Vue générale de la salle dans la grotte de Bruniquel. Prise de mesures pour l’étude archéo-magnétique. © Etienne FABRE - SSAC

La grotte néandertalienne de Bruniquel recèle nombre de secrets à percer

8 janvier 2020
par Laetitia Theunis
Durée de lecture : 5 min

Agée de 176.500 ans, jamais grotte aménagée aussi vieille que celle de Bruniquel (Sud-Ouest de la France) n’a été découverte. A cette époque, seul Néandertal était dans les parages. Il ne fait nul doute qu’il fut le bâtisseur des énormes structures façonnées par plus de 400 tronçons de stalagmites et retrouvées à 336 mètres de l’entrée. Depuis l’annonce de cette découverte en 2016, les scientifiques ont continué l’enquête. Sophie Verheyden, géologue à l’Institut royal des Sciences naturelles de Belgique, et Dominique Gentil, archéologue préhistorien au CNRS, sont venus faire le point sur les énigmes qu’il reste à résoudre, lors du « P’tit festival du film archéologique de Rochefort ».
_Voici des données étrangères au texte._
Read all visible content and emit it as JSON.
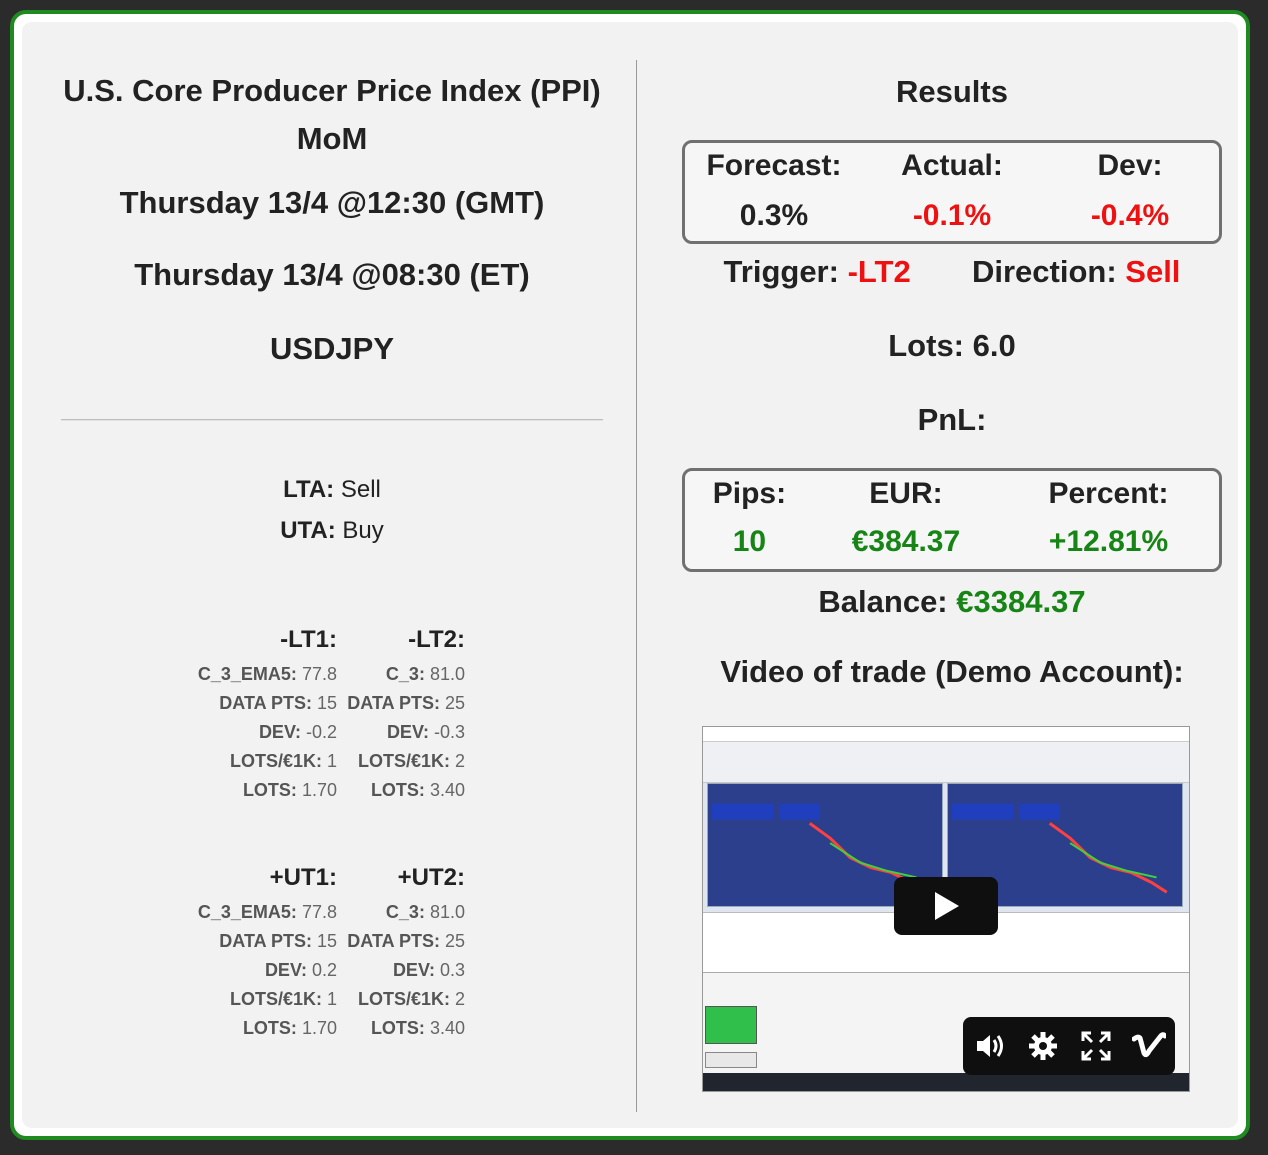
{
  "event": {
    "title": "U.S. Core Producer Price Index (PPI) MoM",
    "time_gmt": "Thursday 13/4 @12:30 (GMT)",
    "time_et": "Thursday 13/4 @08:30 (ET)",
    "pair": "USDJPY"
  },
  "tech_analysis": {
    "lta_label": "LTA:",
    "lta_value": "Sell",
    "uta_label": "UTA:",
    "uta_value": "Buy"
  },
  "triggers": {
    "lt1": {
      "header": "-LT1:",
      "rows": [
        {
          "label": "C_3_EMA5:",
          "value": "77.8"
        },
        {
          "label": "DATA PTS:",
          "value": "15"
        },
        {
          "label": "DEV:",
          "value": "-0.2"
        },
        {
          "label": "LOTS/€1K:",
          "value": "1"
        },
        {
          "label": "LOTS:",
          "value": "1.70"
        }
      ]
    },
    "lt2": {
      "header": "-LT2:",
      "rows": [
        {
          "label": "C_3:",
          "value": "81.0"
        },
        {
          "label": "DATA PTS:",
          "value": "25"
        },
        {
          "label": "DEV:",
          "value": "-0.3"
        },
        {
          "label": "LOTS/€1K:",
          "value": "2"
        },
        {
          "label": "LOTS:",
          "value": "3.40"
        }
      ]
    },
    "ut1": {
      "header": "+UT1:",
      "rows": [
        {
          "label": "C_3_EMA5:",
          "value": "77.8"
        },
        {
          "label": "DATA PTS:",
          "value": "15"
        },
        {
          "label": "DEV:",
          "value": "0.2"
        },
        {
          "label": "LOTS/€1K:",
          "value": "1"
        },
        {
          "label": "LOTS:",
          "value": "1.70"
        }
      ]
    },
    "ut2": {
      "header": "+UT2:",
      "rows": [
        {
          "label": "C_3:",
          "value": "81.0"
        },
        {
          "label": "DATA PTS:",
          "value": "25"
        },
        {
          "label": "DEV:",
          "value": "0.3"
        },
        {
          "label": "LOTS/€1K:",
          "value": "2"
        },
        {
          "label": "LOTS:",
          "value": "3.40"
        }
      ]
    }
  },
  "results": {
    "heading": "Results",
    "forecast_label": "Forecast:",
    "forecast_value": "0.3%",
    "actual_label": "Actual:",
    "actual_value": "-0.1%",
    "dev_label": "Dev:",
    "dev_value": "-0.4%",
    "trigger_label": "Trigger:",
    "trigger_value": "-LT2",
    "direction_label": "Direction:",
    "direction_value": "Sell",
    "lots_label": "Lots:",
    "lots_value": "6.0",
    "pnl_label": "PnL:",
    "pips_label": "Pips:",
    "pips_value": "10",
    "eur_label": "EUR:",
    "eur_value": "€384.37",
    "percent_label": "Percent:",
    "percent_value": "+12.81%",
    "balance_label": "Balance:",
    "balance_value": "€3384.37",
    "video_heading": "Video of trade (Demo Account):"
  },
  "colors": {
    "frame_green": "#1f8a1f",
    "negative_red": "#ee1111",
    "positive_green": "#168516"
  }
}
Avant d’entrer dans le vif du sujet, rappelons un autre point exceptionnel de Bruniquel : les scientifiques ont collecté des traces de feu telles que de la calcite rougie ou noircie par la suie et éclatée par l’action de la chaleur et des vestiges brûlés (os calcinés) qui servaient vraisemblablement de carburant en plus du bois de pin. Une étude magnétique a confirmé que ces matériaux avaient bel et bien été chauffés. Néandertal maîtrisait donc l’éclairage. Les amoncellements stalagmitiques à certains endroits du cercle étaient des foyers qui semblent avoir été pensés pour permettre une combustion longue des carburants.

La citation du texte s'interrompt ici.